I got a messy room. This is where I sit and think of  what and where could I be if I'm not here. This is supposed my comfort zone but look at it. I should be planning of skyline walk at Cebu City, Palawan escapades, sunset at Boracay Island, perhaps enjoying the cold weather at Baguio City with someone special, learn to surf at La Union. Instead of that, I imagine myself changing baby's diaper everyday, I'm troubled on how to carry a baby, and I am indeed suffering over the thought of staying at home all day.

Often times I thought of me being selfish for bringing an innocent in this weary world. I wonder if I can truly protect and can provide needs. If I can be a mother who can raise and grow a good citizen. I am just a bum. I am an anxious mom-to-be who wishes for nothing else but to free her child from mental and emotional problems so that he or she can handle the demands of the world.  How could that possibly be with this kind of attitude?

My baby will surely kick my ass and slap me the hardest if he/she can read this blog right now. This is absolutely bad. I should be posting my happy thoughts and talk about contentment more than ranting. Anyway, I am undeniably fortunate for having them. I just can't deny this side. My apologies.

Anyway, today is Sunday...I have to go and clean my room. I am hoping to clean up my life and clear my mind the soonest I can for my baby and my man.

See yah!


March 21, 2011

Dear little angel of mine,



baby, I love you
I don't know how you look like by now yet for me you are the most beautiful and I am sure that you will be that one who will wear the sweetest smile.

Today, I promised that I will be there for you on this journey and that being alone means more than I can never let you feel. You will never feel alone. Only love, care, security...Mommy will always there for you whenever and wherever life will bring us. I will always do my best and be the best mommy that I can be.

Baby, you already brought love and happiness to everyone out here and I can't imagine what changes you will still bring about with mommy and daddy's lives.

I am looking forward for the day  I'll be hearing your first cry and feel you around my arms. Daddy can't be here for awhile, but I'm telling you he is more excited than I am. We both love you and you will always be the best gift we ever got.

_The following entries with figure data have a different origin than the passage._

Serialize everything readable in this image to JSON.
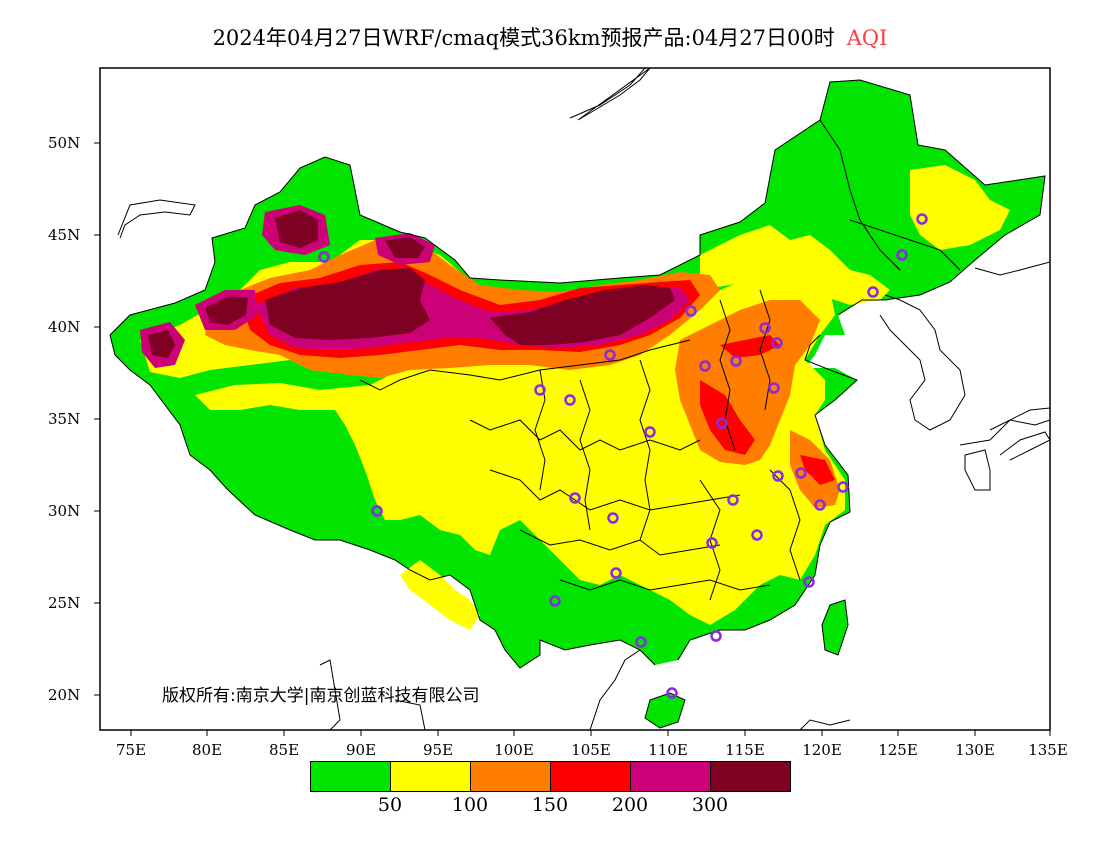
{
  "title": {
    "main": "2024年04月27日WRF/cmaq模式36km预报产品:04月27日00时",
    "highlight": "AQI",
    "highlight_color": "#ff3b3b"
  },
  "lat_labels": [
    "50N",
    "45N",
    "40N",
    "35N",
    "30N",
    "25N",
    "20N"
  ],
  "lon_labels": [
    "75E",
    "80E",
    "85E",
    "90E",
    "95E",
    "100E",
    "105E",
    "110E",
    "115E",
    "120E",
    "125E",
    "130E",
    "135E"
  ],
  "copyright": "版权所有:南京大学|南京创蓝科技有限公司",
  "legend": {
    "colors": [
      "#00e400",
      "#ffff00",
      "#ff7e00",
      "#ff0000",
      "#cc0077",
      "#7e0023"
    ],
    "labels": [
      "50",
      "100",
      "150",
      "200",
      "300"
    ]
  },
  "map": {
    "region": "China",
    "variable": "AQI",
    "color_levels": {
      "good": "#00e400",
      "moderate": "#ffff00",
      "unhealthy_sensitive": "#ff7e00",
      "unhealthy": "#ff0000",
      "very_unhealthy": "#cc0077",
      "hazardous": "#7e0023"
    },
    "city_marker_color": "#8a2be2"
  }
}
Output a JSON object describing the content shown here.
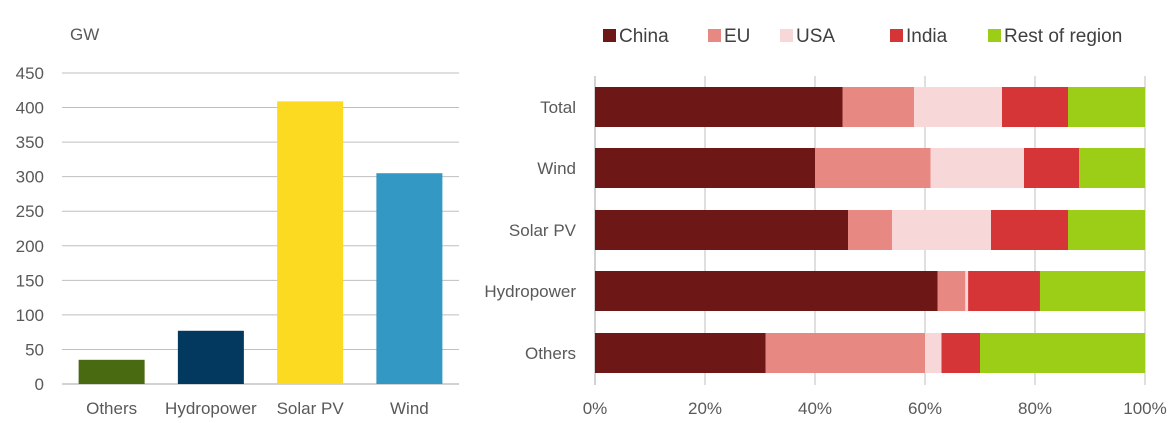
{
  "chart_data": [
    {
      "type": "bar",
      "unit_label": "GW",
      "categories": [
        "Others",
        "Hydropower",
        "Solar PV",
        "Wind"
      ],
      "values": [
        35,
        77,
        409,
        305
      ],
      "colors": [
        "#4a6a12",
        "#03395e",
        "#fcda22",
        "#3399c4"
      ],
      "ylim": [
        0,
        450
      ],
      "yticks": [
        "0",
        "50",
        "100",
        "150",
        "200",
        "250",
        "300",
        "350",
        "400",
        "450"
      ],
      "grid": true
    },
    {
      "type": "bar",
      "orientation": "horizontal",
      "stacked": true,
      "percent": true,
      "categories": [
        "Total",
        "Wind",
        "Solar PV",
        "Hydropower",
        "Others"
      ],
      "series": [
        {
          "name": "China",
          "color": "#6d1717",
          "values": [
            45,
            40,
            46,
            62,
            31
          ]
        },
        {
          "name": "EU",
          "color": "#e78883",
          "values": [
            13,
            21,
            8,
            5,
            29
          ]
        },
        {
          "name": "USA",
          "color": "#f7d7d7",
          "values": [
            16,
            17,
            18,
            0.5,
            3
          ]
        },
        {
          "name": "India",
          "color": "#d63538",
          "values": [
            12,
            10,
            14,
            13,
            7
          ]
        },
        {
          "name": "Rest of region",
          "color": "#9ccd17",
          "values": [
            14,
            12,
            14,
            19,
            30
          ]
        }
      ],
      "xlim": [
        0,
        100
      ],
      "xticks": [
        "0%",
        "20%",
        "40%",
        "60%",
        "80%",
        "100%"
      ],
      "legend_position": "top",
      "grid": true
    }
  ]
}
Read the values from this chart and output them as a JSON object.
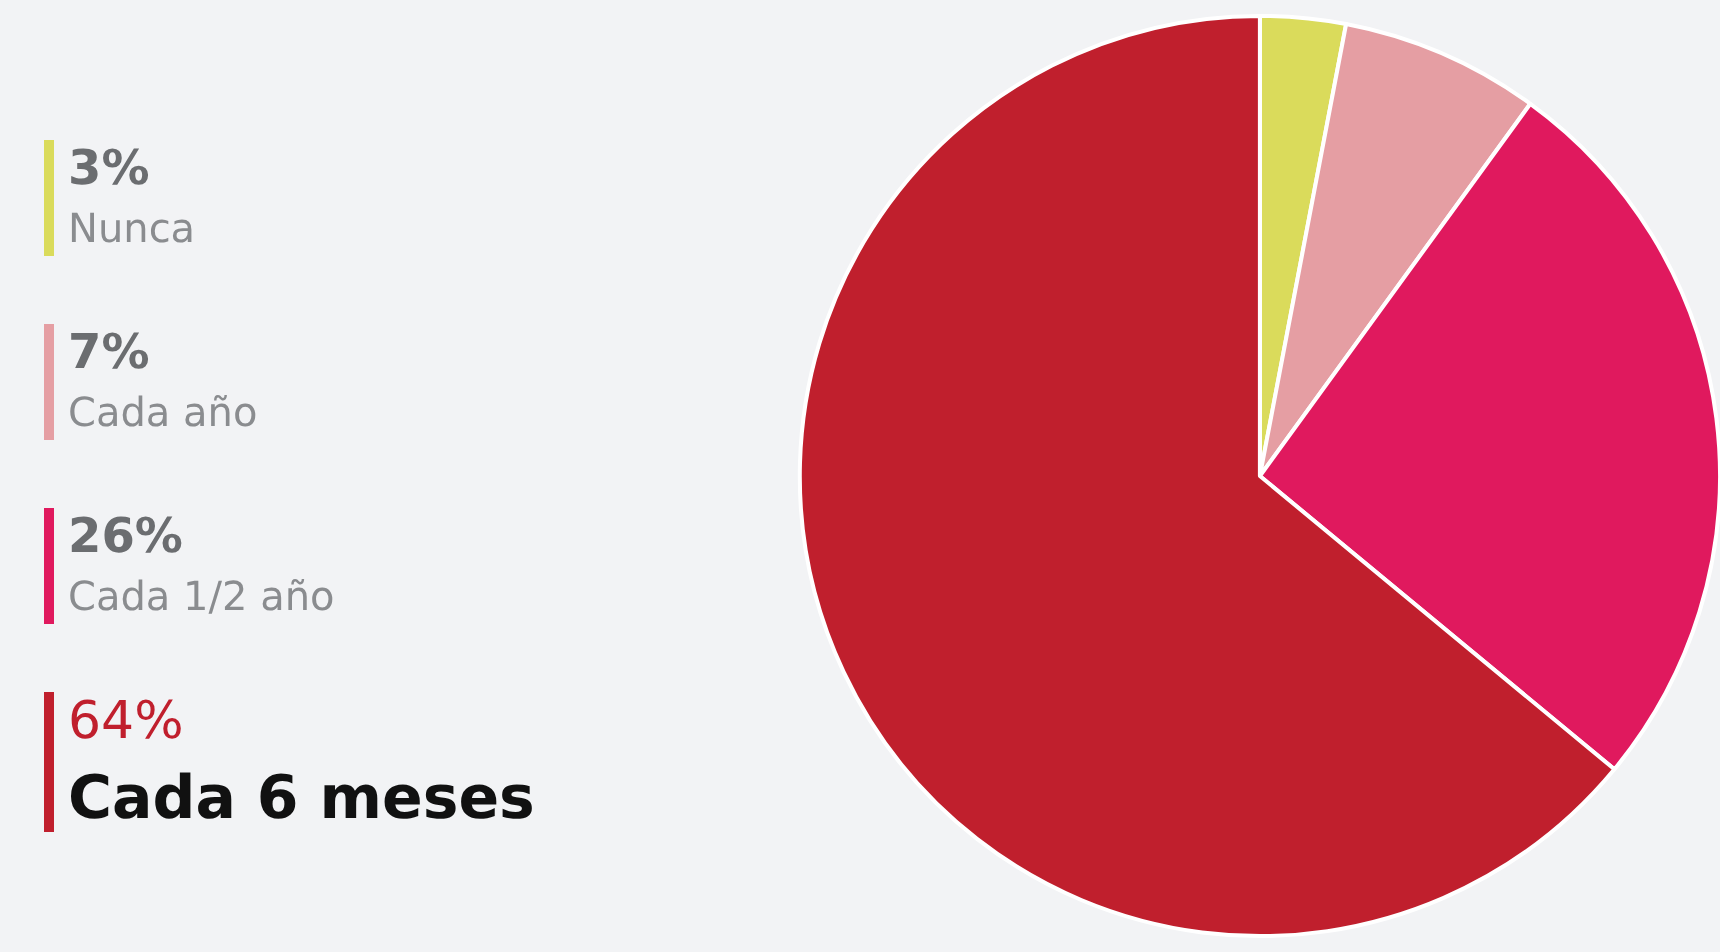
{
  "chart_data": {
    "type": "pie",
    "categories": [
      "Nunca",
      "Cada año",
      "Cada 1/2 año",
      "Cada 6 meses"
    ],
    "values": [
      3,
      7,
      26,
      64
    ],
    "value_labels": [
      "3%",
      "7%",
      "26%",
      "64%"
    ],
    "colors": [
      "#dadb5b",
      "#e59ea3",
      "#e0195e",
      "#c01f2d"
    ],
    "legend": "left"
  }
}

We are so eager to see. This won't take long until we see each other, please be strong. Mommy and daddy can't wait to see you.

By the way Baby, thank you for letting me feel this kind of love. I love you more each day.



March 20, 2011

Feels like what?!?


Today, I’m on my 18th week. That was calculated based on my LMP which is not at all accurate. I'm doing good. I am fine. I'm happy.

Crap! 

Who told you pregnancy is a happy thing and where does "Wow!!! congratulations for being a mom-to-be!!!" started?. This kind of notion everyone has is pathetic.

The truth is sometimes I'm feeling good, the other times I feel unsecured.

Nowadays,  being appreciated is not enough . People around told me how pretty a mom-to-be I am like no other. Still, I feel like a perfect crap. The ugliest and a stinky pregnant who  hated to clean herself.

Then my insecurities with my partner's  past relationship bothers me a bit for the past month. I can't help it. I am worried for not having a strong foundation. But I was assured and felt the sincerity. Hypocrisy aside, I never felt so secure like this before. Well, not a perfect security one may be having. There are still things beyond our control that feeds this insecurities of mine.  The trust we're needing is certainly the center of our relationship. whew! You can never tell, so do I. Who knows about tomorrow anyway? No one does. Things can change in an instant. The world is tricky and the unknown will remain.

On top of this, I've been careless during the first "crucial month", ignorance though but can't help it but to feel guilty.   I underwent surgical extraction of an impacted molar which involves anesthetic, pain relievers and antibiotics. Not to mention the beers and cigars every Saturday night with my cousins and friends. With these reality, birth defects and complications been on my mind. 


My attitude is such a torture to my baby's development. I pleaded guilty for that. Now that I am on my half way of pregnancy, my prayers is that my baby will be freed from difficulties and be healthy despite all. My hope is a strong family ahead of us.